One year before the U.S. invasion of Iraq, then-Secretary of the Army Thomas E. White informed a trio of top-level Department of Defense officials that the army lacked the basic information required to effectively manage its burgeoning force of private contractors.
In a memorandum dated March 8, 2002, White warned the under secretaries responsible for army contracting, personnel and finances that reductions in the service’s civilian and military work force, carried out over the previous 11 years, had been accompanied by an increased reliance on private contractors—a personnel shift, he noted, apparently done without adequate analysis. “Currently,” White admitted, “Army planners and programmers lack visibility at the Departmental level into the labor and costs associated with the contract work force and of the organizations and missions supported by them.”
The Defense Department’s increased reliance on civilian contractors in Iraq, tens of thousands of whom are now on the ground there, has been part of an unfolding scandal over inmate abuse at the Abu Ghraib prison, 20 miles west of Baghdad. The role of private contractors in Iraq first earned widespread public attention over revelations about contracts awarded to Vice President Dick Cheney’s former employer, Halliburton. Last October, the Center for Public Integrity detailed for the first time the 70-plus companies and individuals awarded up to $8 billion in contracts for their work in postwar Iraq and Afghanistan. The Center report, Making a Killing: The Business of War, released in 2002, also documented the U.S. government’s increasing reliance on private military companies for much of its work.
“The emerging story of inadequate contractor oversight in Iraq was not merely predictable, but was effectively predicted,” says Dan Guttman, a fellow at the Johns Hopkins University Center for the Study of American Government. “As the secretary of the army’s memo illustrates, our highest-level officials are increasingly calling on contractors to perform sensitive national and homeland security missions, even as they admit that the government lacks the data and official resources needed to account for contractors who are increasingly performing even the most sensitive government work.”
The Defense Department has used private contractors in every major military action since the 1991 Gulf War—a policy that has earned mixed reviews from government auditors. In June 2003, for example, the U.S. General Accounting Office concluded in a report to Congress that while contractors may provide the military vital services, DoD could not “quantify the totality of support that contractors provide to deployed forces around the world…” Among GAO’s recommendations: that the Defense Department develop “comprehensive guidance and doctrine to help the services manage contractors’ supporting deployed forces.” A GAO report examining private contracting work now going on in Iraq is scheduled to be released later this month.

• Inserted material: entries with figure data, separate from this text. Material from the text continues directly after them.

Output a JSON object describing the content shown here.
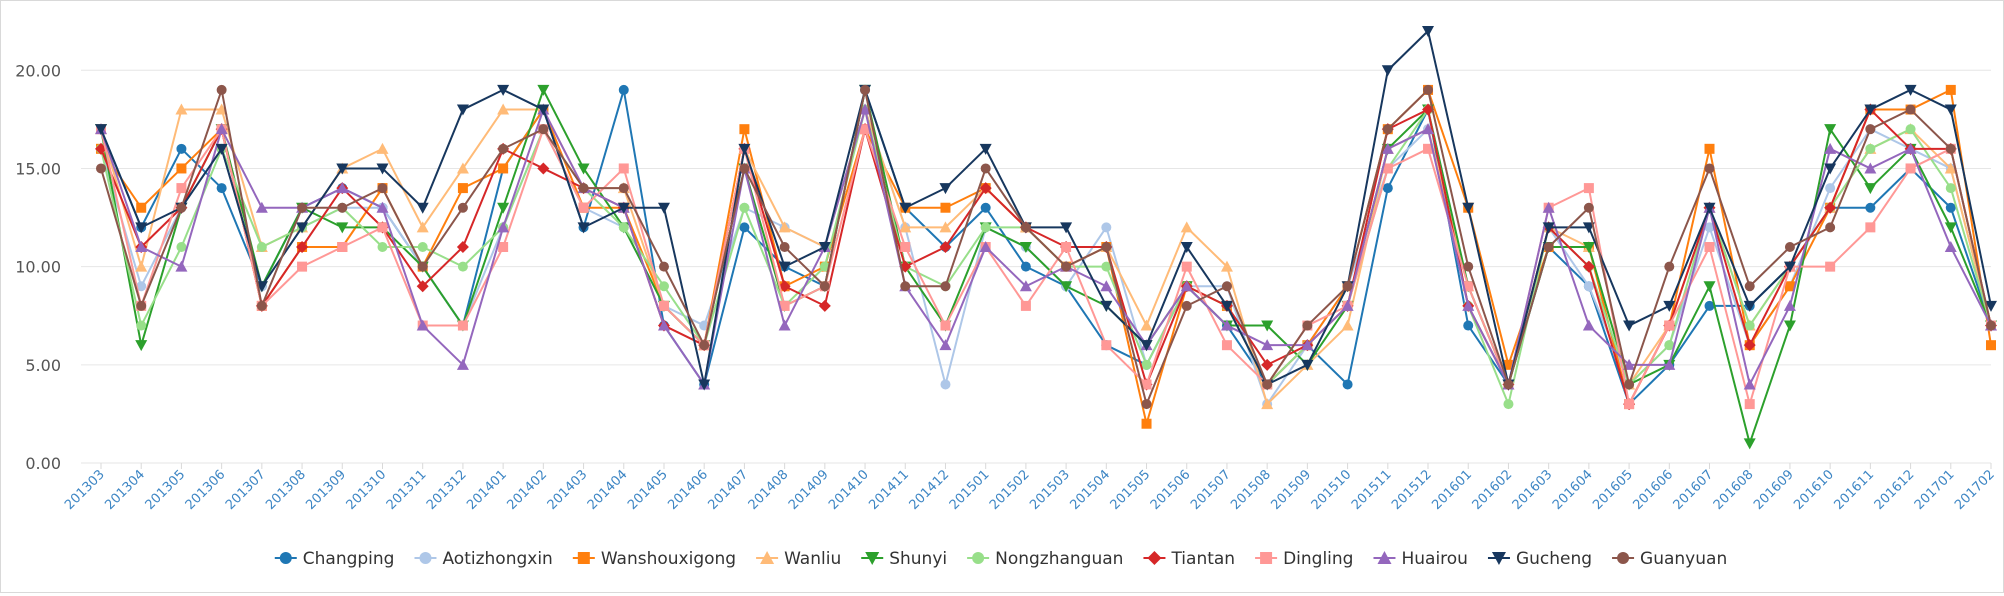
{
  "chart_data": {
    "type": "line",
    "title": "",
    "xlabel": "",
    "ylabel": "",
    "ylim": [
      0,
      22
    ],
    "yticks": [
      "0.00",
      "5.00",
      "10.00",
      "15.00",
      "20.00"
    ],
    "ytick_values": [
      0,
      5,
      10,
      15,
      20
    ],
    "grid": true,
    "legend_position": "bottom",
    "categories": [
      "201303",
      "201304",
      "201305",
      "201306",
      "201307",
      "201308",
      "201309",
      "201310",
      "201311",
      "201312",
      "201401",
      "201402",
      "201403",
      "201404",
      "201405",
      "201406",
      "201407",
      "201408",
      "201409",
      "201410",
      "201411",
      "201412",
      "201501",
      "201502",
      "201503",
      "201504",
      "201505",
      "201506",
      "201507",
      "201508",
      "201509",
      "201510",
      "201511",
      "201512",
      "201601",
      "201602",
      "201603",
      "201604",
      "201605",
      "201606",
      "201607",
      "201608",
      "201609",
      "201610",
      "201611",
      "201612",
      "201701",
      "201702"
    ],
    "series": [
      {
        "name": "Changping",
        "color": "#1f77b4",
        "marker": "circle",
        "values": [
          17,
          12,
          16,
          14,
          9,
          13,
          14,
          13,
          10,
          7,
          15,
          18,
          12,
          19,
          7,
          4,
          12,
          10,
          9,
          19,
          13,
          11,
          13,
          10,
          9,
          6,
          5,
          9,
          7,
          4,
          6,
          4,
          14,
          18,
          7,
          4,
          11,
          9,
          3,
          5,
          8,
          8,
          10,
          13,
          13,
          15,
          13,
          7
        ]
      },
      {
        "name": "Aotizhongxin",
        "color": "#aec7e8",
        "marker": "circle",
        "values": [
          16,
          9,
          13,
          16,
          9,
          12,
          13,
          13,
          10,
          7,
          12,
          17,
          13,
          12,
          8,
          7,
          13,
          12,
          11,
          18,
          12,
          4,
          12,
          11,
          9,
          12,
          5,
          9,
          9,
          3,
          6,
          9,
          15,
          17,
          8,
          4,
          12,
          9,
          4,
          6,
          12,
          6,
          9,
          14,
          17,
          16,
          15,
          7
        ]
      },
      {
        "name": "Wanshouxigong",
        "color": "#ff7f0e",
        "marker": "square",
        "values": [
          16,
          13,
          15,
          17,
          8,
          11,
          11,
          14,
          10,
          14,
          15,
          18,
          13,
          13,
          8,
          6,
          17,
          9,
          10,
          17,
          13,
          13,
          14,
          12,
          10,
          11,
          2,
          9,
          8,
          4,
          6,
          9,
          17,
          19,
          13,
          5,
          11,
          11,
          3,
          7,
          16,
          6,
          9,
          13,
          18,
          18,
          19,
          6
        ]
      },
      {
        "name": "Wanliu",
        "color": "#ffbb78",
        "marker": "triangle-up",
        "values": [
          17,
          10,
          18,
          18,
          11,
          12,
          15,
          16,
          12,
          15,
          18,
          18,
          14,
          14,
          8,
          6,
          16,
          12,
          11,
          18,
          12,
          12,
          14,
          12,
          10,
          11,
          7,
          12,
          10,
          3,
          5,
          7,
          16,
          17,
          9,
          4,
          12,
          11,
          4,
          7,
          13,
          7,
          10,
          13,
          16,
          17,
          15,
          7
        ]
      },
      {
        "name": "Shunyi",
        "color": "#2ca02c",
        "marker": "triangle-down",
        "values": [
          17,
          6,
          13,
          17,
          9,
          13,
          12,
          12,
          10,
          7,
          13,
          19,
          15,
          12,
          8,
          6,
          15,
          8,
          9,
          19,
          10,
          7,
          12,
          11,
          9,
          8,
          6,
          9,
          7,
          7,
          5,
          8,
          16,
          18,
          9,
          4,
          11,
          11,
          4,
          5,
          9,
          1,
          7,
          17,
          14,
          16,
          12,
          7
        ]
      },
      {
        "name": "Nongzhanguan",
        "color": "#98df8a",
        "marker": "circle",
        "values": [
          16,
          7,
          11,
          16,
          11,
          12,
          13,
          11,
          11,
          10,
          12,
          17,
          14,
          12,
          9,
          6,
          13,
          8,
          10,
          18,
          10,
          9,
          12,
          12,
          10,
          10,
          5,
          9,
          8,
          4,
          6,
          8,
          15,
          18,
          8,
          3,
          12,
          10,
          4,
          6,
          13,
          7,
          10,
          13,
          16,
          17,
          14,
          7
        ]
      },
      {
        "name": "Tiantan",
        "color": "#d62728",
        "marker": "diamond",
        "values": [
          16,
          11,
          13,
          17,
          8,
          11,
          14,
          12,
          9,
          11,
          16,
          15,
          14,
          13,
          7,
          6,
          16,
          9,
          8,
          17,
          10,
          11,
          14,
          12,
          11,
          11,
          4,
          9,
          8,
          5,
          6,
          8,
          17,
          18,
          8,
          4,
          12,
          10,
          3,
          7,
          13,
          6,
          10,
          13,
          18,
          16,
          16,
          7
        ]
      },
      {
        "name": "Dingling",
        "color": "#ff9896",
        "marker": "square",
        "values": [
          17,
          8,
          14,
          17,
          8,
          10,
          11,
          12,
          7,
          7,
          11,
          17,
          13,
          15,
          8,
          6,
          16,
          8,
          9,
          17,
          11,
          7,
          11,
          8,
          11,
          6,
          4,
          10,
          6,
          4,
          7,
          8,
          15,
          16,
          9,
          4,
          13,
          14,
          3,
          7,
          11,
          3,
          10,
          10,
          12,
          15,
          16,
          7
        ]
      },
      {
        "name": "Huairou",
        "color": "#9467bd",
        "marker": "triangle-up",
        "values": [
          17,
          11,
          10,
          17,
          13,
          13,
          14,
          13,
          7,
          5,
          12,
          18,
          14,
          13,
          7,
          4,
          15,
          7,
          11,
          18,
          9,
          6,
          11,
          9,
          10,
          9,
          6,
          9,
          7,
          6,
          6,
          8,
          16,
          17,
          8,
          4,
          13,
          7,
          5,
          5,
          13,
          4,
          8,
          16,
          15,
          16,
          11,
          7
        ]
      },
      {
        "name": "Gucheng",
        "color": "#17375e",
        "marker": "triangle-down",
        "values": [
          17,
          12,
          13,
          16,
          9,
          12,
          15,
          15,
          13,
          18,
          19,
          18,
          12,
          13,
          13,
          4,
          16,
          10,
          11,
          19,
          13,
          14,
          16,
          12,
          12,
          8,
          6,
          11,
          8,
          4,
          5,
          9,
          20,
          22,
          13,
          4,
          12,
          12,
          7,
          8,
          13,
          8,
          10,
          15,
          18,
          19,
          18,
          8
        ]
      },
      {
        "name": "Guanyuan",
        "color": "#8c564b",
        "marker": "circle",
        "values": [
          15,
          8,
          13,
          19,
          8,
          13,
          13,
          14,
          10,
          13,
          16,
          17,
          14,
          14,
          10,
          6,
          15,
          11,
          9,
          19,
          9,
          9,
          15,
          12,
          10,
          11,
          3,
          8,
          9,
          4,
          7,
          9,
          17,
          19,
          10,
          4,
          11,
          13,
          4,
          10,
          15,
          9,
          11,
          12,
          17,
          18,
          16,
          7
        ]
      }
    ]
  }
}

“Contractors have become a necessity in the performance of the most sensitive public work,” adds Guttman, an expert in government contracting and procurement processes, who also serves as a consultant to the Center for Public Integrity. “In reviewing the use of contractors in Iraq, the big picture is the current and admitted inadequacy of official resources to account for the contractor work force.”
White’s memorandum about the contractor work force was first disclosed in an April 2002 story on GovExec.com, in the context of the army’s decision to proceed ahead with a project to collect “information from its contractors, including how many hours their employees work and who their customers are within the army.”
The data system is currently under development. White, who resigned his post in April 2003, emphasized in his memo that a system which provides better visibility of the contractor work force “is essential to Army plans for expanded reliance on contractor support…”
“Contract support,” White’s memo concluded, “is not unlike all other processes—in order to manage it effectively, we must, first, have full visibility into it.”